Okehampton (115) is the western Dartmoor-fringe market and a useful A30 logistics waypoint. Totnes (103) is the highest-priced market in the county at a £414,000 P50, reflecting a tightly-held period stock and lifestyle-led occupier base. Brixham (81) and Ilfracombe (81) are the smaller coastal markets, both with measurable but thin commercial activity. Tavistock (73), Teignmouth (70), Dartmouth (62), Dawlish (61) and Sidmouth (50) round out the Tier 3 set; Sidmouth's Holland and Barrett sale at 9.03% (July 2025) is the cleanest secondary-coastal high-street comparable in the bundle.
Outlook
The 12-month picture for Devon commercial property finance through to Q2 2027 is one of steady activity with a clearer two-speed dynamic than most counties. Exeter is set to continue outperforming on transaction volumes, occupier demand and yield resilience — the M5 / A30 growth axis, the Met Office and university anchor tenants, and the Bristol-corridor knowledge-economy spillover all point in the same direction. Plymouth's profile is more dependent on the trajectory of public-sector defence spending (Devonport refit cycle) and the marine-engineering occupier base, with material upside if Royal Navy and dockyard-related capital programmes accelerate.

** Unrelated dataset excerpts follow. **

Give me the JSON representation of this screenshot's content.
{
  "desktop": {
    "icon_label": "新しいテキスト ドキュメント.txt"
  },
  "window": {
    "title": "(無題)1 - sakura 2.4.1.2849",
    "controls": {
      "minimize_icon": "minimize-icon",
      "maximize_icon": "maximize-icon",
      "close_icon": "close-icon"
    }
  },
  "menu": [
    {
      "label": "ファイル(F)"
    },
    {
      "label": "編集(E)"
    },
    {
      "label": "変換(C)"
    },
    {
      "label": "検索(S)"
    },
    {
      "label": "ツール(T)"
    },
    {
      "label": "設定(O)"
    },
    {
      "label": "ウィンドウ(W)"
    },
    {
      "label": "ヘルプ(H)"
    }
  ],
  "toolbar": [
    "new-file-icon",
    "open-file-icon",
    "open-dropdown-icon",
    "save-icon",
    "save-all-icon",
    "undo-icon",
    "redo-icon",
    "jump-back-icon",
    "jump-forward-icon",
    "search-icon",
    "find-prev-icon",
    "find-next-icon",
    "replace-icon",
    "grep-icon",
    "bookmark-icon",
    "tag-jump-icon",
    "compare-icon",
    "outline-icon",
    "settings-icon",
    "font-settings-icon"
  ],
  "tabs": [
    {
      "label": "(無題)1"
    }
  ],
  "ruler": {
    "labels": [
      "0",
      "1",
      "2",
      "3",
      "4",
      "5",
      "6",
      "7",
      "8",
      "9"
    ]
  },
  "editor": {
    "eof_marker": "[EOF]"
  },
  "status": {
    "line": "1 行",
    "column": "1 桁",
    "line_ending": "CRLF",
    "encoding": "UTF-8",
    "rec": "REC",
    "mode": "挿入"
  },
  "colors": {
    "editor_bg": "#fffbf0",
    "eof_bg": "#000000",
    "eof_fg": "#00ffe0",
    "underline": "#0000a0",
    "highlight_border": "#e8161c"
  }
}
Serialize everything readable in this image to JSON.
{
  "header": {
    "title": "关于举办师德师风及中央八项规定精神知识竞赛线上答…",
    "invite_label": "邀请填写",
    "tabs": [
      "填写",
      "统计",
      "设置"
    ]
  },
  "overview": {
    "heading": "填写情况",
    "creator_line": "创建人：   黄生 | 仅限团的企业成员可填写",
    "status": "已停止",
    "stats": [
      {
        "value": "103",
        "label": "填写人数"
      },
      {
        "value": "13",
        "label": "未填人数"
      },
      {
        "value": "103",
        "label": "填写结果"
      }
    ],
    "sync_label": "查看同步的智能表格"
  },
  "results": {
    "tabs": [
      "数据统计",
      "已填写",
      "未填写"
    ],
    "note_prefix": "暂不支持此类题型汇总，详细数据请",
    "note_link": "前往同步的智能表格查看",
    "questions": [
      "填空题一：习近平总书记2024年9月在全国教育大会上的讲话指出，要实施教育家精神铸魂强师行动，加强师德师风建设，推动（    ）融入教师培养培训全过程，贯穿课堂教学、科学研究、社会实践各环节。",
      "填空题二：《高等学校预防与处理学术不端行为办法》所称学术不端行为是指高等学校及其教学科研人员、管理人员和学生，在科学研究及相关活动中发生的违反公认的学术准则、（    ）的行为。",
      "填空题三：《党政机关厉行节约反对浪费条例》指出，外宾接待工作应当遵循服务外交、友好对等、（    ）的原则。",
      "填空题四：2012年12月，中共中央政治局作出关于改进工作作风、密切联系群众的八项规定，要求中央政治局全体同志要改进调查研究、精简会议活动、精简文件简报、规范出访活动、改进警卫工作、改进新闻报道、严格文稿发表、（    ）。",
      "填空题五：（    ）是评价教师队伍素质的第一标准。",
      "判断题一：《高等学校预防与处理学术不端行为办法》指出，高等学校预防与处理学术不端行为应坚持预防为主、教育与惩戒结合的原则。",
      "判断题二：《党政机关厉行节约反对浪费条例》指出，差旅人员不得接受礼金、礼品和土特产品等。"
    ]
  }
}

The segments to watch are the Exeter office and life-sciences-adjacent occupier market, where flight-to-quality is structurally favourable; multi-let industrial and last-mile logistics around Marsh Barton, Sowton and the Plymouth eastern industrial belt, where occupier demand remains tight; and the Torbay tourism-led hospitality market, where bridging and specialist lender activity is likely to remain elevated. Yields look to have largely absorbed the post-2022 repricing — the 7.83% to 9.90% spread on recent county auction prints brackets the realistic range neatly. The single biggest swing factor is planning-consent throughput in the Dartmoor, Exmoor and AONB belts, which will continue to keep development pipelines tighter than headline demand would otherwise warrant.